Czechia & Slovakia Local Coordinator Jaroslav Valuch on the impact of the project in these countries: “In spite of the strong need, neither country had a similar initiative as this project. It sparked new partnerships and collaborations, and introduced a collaborative concept that brought different groups together under one label. The newsletter, one of the project outputs, has been highly regarded by partners, and after one year of piloting, the community is certainly ready to move on to the next level of collaborations, trainings, and content creation.”
A case from Romania
SCIENCE+ Local coordinator for Romania, Marius Daea, agrees with Jifcu and concludes that the SCIENCE+ project, and in particular the conference, managed to bring together experts, scientists, information institutions and journalists, to work together on innovative ways to combat disinformation. About Romania’s participation Daea says: “It is important that Romania is part of such projects because after 30 years of democracy, it has not yet managed to stabilize its institutions, and in these times of crisis (pandemic or war), they demonstrated to be outdated and did not respond appropriately.”

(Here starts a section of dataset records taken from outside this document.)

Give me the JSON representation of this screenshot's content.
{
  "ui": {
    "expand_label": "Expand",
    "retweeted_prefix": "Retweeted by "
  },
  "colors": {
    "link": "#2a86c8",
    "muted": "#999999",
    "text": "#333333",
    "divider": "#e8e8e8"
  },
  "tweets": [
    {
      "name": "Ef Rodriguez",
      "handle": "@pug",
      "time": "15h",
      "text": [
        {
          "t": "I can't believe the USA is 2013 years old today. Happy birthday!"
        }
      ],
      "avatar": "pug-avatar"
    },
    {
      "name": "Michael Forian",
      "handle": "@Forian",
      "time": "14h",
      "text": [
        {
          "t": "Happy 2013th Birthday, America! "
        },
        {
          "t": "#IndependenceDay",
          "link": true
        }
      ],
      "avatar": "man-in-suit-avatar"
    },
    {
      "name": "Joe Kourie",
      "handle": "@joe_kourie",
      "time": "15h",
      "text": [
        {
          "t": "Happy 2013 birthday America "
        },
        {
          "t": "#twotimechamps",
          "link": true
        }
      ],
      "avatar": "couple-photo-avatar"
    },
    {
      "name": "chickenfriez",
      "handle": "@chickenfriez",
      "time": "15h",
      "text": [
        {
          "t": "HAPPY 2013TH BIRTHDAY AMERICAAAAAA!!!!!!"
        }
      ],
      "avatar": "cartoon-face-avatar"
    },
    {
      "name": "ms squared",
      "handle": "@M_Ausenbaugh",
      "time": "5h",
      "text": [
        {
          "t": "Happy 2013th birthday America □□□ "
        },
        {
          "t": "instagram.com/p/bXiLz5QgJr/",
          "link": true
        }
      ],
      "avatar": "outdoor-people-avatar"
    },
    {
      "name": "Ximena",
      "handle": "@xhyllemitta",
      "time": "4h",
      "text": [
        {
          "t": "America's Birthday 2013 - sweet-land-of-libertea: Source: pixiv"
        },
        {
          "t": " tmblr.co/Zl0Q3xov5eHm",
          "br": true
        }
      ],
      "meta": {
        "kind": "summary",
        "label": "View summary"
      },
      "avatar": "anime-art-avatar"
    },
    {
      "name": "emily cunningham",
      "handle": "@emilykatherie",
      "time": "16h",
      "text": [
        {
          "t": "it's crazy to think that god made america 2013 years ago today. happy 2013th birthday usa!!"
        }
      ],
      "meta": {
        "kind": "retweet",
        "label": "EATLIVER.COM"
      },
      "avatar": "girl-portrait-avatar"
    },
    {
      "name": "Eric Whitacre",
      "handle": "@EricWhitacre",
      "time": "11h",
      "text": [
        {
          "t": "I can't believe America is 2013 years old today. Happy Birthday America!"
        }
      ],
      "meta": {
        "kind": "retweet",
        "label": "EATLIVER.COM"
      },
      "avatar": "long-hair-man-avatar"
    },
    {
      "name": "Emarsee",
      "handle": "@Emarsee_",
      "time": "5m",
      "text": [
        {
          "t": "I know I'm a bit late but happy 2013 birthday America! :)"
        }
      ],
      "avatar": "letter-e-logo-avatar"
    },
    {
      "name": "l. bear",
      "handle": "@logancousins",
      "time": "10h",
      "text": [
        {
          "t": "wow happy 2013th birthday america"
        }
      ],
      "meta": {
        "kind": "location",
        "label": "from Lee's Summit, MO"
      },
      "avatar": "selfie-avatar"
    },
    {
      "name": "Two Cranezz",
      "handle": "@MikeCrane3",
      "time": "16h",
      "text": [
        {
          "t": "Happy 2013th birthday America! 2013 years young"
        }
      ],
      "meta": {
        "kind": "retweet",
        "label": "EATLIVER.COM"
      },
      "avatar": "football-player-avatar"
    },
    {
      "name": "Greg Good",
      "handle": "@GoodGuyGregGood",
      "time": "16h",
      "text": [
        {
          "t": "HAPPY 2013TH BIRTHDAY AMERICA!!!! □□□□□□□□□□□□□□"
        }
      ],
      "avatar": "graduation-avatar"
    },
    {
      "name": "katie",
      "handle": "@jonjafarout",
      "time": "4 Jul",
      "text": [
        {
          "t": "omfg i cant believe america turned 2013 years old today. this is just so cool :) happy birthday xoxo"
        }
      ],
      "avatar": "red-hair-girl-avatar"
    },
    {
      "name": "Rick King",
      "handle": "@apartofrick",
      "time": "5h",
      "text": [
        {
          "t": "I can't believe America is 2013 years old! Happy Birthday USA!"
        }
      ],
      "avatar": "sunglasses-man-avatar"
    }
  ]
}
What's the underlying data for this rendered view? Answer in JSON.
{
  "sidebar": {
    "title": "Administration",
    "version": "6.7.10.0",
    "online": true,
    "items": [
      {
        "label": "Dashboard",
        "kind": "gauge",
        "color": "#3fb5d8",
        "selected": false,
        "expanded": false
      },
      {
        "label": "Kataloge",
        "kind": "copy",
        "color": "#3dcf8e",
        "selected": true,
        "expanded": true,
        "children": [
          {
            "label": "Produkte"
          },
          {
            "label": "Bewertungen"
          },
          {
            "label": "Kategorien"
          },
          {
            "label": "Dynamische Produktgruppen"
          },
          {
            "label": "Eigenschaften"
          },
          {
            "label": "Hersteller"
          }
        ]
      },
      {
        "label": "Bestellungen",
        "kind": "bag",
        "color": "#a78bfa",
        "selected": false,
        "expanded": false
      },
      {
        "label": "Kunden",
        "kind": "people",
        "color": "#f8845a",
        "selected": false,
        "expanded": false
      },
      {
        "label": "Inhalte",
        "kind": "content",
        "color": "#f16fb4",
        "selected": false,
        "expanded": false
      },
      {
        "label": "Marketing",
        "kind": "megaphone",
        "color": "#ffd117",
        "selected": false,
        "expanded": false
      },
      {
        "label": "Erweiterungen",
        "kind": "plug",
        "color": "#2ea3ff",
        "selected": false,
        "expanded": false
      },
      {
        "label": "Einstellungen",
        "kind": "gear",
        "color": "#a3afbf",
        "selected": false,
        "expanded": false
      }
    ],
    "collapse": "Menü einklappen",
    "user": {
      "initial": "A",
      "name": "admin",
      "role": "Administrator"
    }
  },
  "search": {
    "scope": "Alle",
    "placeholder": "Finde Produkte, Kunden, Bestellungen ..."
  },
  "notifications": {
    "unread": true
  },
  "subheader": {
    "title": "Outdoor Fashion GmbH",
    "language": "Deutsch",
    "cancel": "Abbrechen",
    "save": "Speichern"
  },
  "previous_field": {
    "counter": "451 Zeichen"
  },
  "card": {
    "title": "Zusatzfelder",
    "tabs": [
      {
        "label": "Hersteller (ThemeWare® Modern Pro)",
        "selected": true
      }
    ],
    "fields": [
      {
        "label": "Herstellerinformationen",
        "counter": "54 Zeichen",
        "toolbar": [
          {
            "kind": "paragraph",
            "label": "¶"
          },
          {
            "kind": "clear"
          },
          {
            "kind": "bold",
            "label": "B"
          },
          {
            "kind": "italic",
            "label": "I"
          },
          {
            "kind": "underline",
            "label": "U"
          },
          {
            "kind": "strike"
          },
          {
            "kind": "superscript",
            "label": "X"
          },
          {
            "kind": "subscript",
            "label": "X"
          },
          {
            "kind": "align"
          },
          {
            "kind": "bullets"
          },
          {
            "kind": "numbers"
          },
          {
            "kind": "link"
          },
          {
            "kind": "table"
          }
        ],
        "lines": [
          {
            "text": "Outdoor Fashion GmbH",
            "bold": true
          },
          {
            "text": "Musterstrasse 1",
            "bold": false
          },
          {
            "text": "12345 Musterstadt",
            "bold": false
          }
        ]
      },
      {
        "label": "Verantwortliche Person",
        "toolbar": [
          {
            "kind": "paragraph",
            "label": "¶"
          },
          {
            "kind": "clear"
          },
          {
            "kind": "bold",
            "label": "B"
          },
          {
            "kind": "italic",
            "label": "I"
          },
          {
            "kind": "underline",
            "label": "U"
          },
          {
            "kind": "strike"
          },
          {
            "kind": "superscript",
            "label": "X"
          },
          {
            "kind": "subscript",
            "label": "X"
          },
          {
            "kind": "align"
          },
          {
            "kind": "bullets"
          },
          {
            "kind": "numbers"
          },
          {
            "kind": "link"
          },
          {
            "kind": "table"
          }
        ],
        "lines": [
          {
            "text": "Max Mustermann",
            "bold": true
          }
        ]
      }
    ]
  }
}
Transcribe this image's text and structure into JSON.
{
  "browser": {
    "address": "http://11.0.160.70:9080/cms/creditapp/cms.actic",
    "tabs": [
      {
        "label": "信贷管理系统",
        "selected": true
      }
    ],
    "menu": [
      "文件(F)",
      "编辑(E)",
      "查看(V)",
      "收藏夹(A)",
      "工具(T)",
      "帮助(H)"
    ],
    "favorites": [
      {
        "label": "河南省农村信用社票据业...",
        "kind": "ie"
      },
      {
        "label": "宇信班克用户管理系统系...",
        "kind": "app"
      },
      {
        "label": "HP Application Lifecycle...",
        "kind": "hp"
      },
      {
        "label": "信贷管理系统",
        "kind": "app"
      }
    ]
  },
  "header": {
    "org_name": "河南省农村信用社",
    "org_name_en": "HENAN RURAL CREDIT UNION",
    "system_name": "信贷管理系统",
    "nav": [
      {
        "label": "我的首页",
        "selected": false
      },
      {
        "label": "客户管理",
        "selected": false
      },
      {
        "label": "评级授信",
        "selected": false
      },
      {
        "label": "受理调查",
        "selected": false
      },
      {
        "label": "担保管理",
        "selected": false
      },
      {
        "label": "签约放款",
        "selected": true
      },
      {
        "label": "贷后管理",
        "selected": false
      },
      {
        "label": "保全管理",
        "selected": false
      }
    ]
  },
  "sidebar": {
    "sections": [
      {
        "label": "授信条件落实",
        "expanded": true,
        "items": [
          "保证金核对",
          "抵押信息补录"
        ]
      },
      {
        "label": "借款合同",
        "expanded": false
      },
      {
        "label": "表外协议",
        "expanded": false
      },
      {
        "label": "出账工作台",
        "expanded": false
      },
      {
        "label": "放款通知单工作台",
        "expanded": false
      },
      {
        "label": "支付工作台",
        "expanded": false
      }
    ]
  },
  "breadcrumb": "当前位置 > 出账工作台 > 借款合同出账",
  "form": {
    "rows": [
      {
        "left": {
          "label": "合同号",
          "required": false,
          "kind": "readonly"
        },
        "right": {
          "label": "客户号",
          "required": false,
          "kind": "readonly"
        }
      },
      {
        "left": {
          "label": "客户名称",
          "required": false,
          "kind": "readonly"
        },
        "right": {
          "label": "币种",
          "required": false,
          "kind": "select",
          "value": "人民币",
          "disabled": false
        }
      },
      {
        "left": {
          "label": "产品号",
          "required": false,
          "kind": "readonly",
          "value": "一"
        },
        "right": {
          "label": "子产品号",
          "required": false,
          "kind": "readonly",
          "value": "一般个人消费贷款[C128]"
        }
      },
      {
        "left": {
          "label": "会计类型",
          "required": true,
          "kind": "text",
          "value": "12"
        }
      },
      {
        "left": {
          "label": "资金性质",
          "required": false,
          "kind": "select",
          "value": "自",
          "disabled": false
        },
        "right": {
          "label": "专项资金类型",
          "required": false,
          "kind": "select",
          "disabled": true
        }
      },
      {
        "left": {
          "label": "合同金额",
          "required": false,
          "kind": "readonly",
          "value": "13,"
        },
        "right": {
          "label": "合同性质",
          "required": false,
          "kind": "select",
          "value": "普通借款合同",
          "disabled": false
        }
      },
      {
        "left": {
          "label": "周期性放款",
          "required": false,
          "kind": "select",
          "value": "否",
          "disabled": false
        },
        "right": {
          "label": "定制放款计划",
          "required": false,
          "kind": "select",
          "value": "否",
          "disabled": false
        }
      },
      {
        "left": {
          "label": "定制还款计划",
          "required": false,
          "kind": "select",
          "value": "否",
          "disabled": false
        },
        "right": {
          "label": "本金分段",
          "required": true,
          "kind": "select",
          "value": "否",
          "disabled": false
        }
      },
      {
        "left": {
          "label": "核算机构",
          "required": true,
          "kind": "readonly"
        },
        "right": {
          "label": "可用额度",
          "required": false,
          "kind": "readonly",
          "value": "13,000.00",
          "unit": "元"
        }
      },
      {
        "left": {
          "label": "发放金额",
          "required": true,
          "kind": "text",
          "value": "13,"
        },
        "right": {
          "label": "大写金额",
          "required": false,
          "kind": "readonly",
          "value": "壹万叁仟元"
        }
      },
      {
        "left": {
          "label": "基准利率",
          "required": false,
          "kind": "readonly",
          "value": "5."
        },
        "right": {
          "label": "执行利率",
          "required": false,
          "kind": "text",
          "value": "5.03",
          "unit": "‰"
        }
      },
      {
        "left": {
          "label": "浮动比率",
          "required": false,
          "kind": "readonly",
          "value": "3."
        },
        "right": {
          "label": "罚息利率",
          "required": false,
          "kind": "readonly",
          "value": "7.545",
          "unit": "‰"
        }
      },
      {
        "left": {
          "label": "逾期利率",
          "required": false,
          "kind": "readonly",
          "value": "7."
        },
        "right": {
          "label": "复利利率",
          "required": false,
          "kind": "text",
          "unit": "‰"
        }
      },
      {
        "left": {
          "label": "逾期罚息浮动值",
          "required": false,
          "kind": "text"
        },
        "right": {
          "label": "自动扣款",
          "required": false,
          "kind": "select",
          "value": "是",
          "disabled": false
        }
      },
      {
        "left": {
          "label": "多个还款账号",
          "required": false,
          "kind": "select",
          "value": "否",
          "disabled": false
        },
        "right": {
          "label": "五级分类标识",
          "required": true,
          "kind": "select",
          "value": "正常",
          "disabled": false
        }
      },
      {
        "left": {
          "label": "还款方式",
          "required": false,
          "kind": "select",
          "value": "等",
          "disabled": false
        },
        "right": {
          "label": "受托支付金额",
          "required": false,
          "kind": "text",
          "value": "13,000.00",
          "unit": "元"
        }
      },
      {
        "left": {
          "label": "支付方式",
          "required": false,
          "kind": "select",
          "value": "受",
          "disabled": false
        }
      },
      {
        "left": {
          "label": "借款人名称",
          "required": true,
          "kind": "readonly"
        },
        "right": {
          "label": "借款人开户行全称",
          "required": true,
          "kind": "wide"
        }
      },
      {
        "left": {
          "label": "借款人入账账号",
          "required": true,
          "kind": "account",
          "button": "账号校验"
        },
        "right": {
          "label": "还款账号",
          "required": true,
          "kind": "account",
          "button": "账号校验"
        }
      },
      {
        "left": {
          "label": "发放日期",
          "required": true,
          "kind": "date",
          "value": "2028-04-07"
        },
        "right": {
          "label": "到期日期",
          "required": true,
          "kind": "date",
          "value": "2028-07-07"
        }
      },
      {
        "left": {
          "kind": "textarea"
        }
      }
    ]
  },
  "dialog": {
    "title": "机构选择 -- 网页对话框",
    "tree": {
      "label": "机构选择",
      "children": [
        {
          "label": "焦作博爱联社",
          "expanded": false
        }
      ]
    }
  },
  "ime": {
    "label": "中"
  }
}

This is why we need to see examples of how other critical, small media outlets in neighbouring countries are dealing with disinformation and use examples to enhance our media’s resilience to disinformation on timely topics. “SCIENCE+ arrived in Romania at a critical moment for the media in this country, the mass media sector in Romania is at a crossroad”, says Daea. “The increasing political pressures coming from the invasion of Ukraine by Russia combined with the dependence on public money have largely determined that the editors in Romania resort to self-censorship, a serious phenomenon that has a direct negative impact on democratic processes within our country.”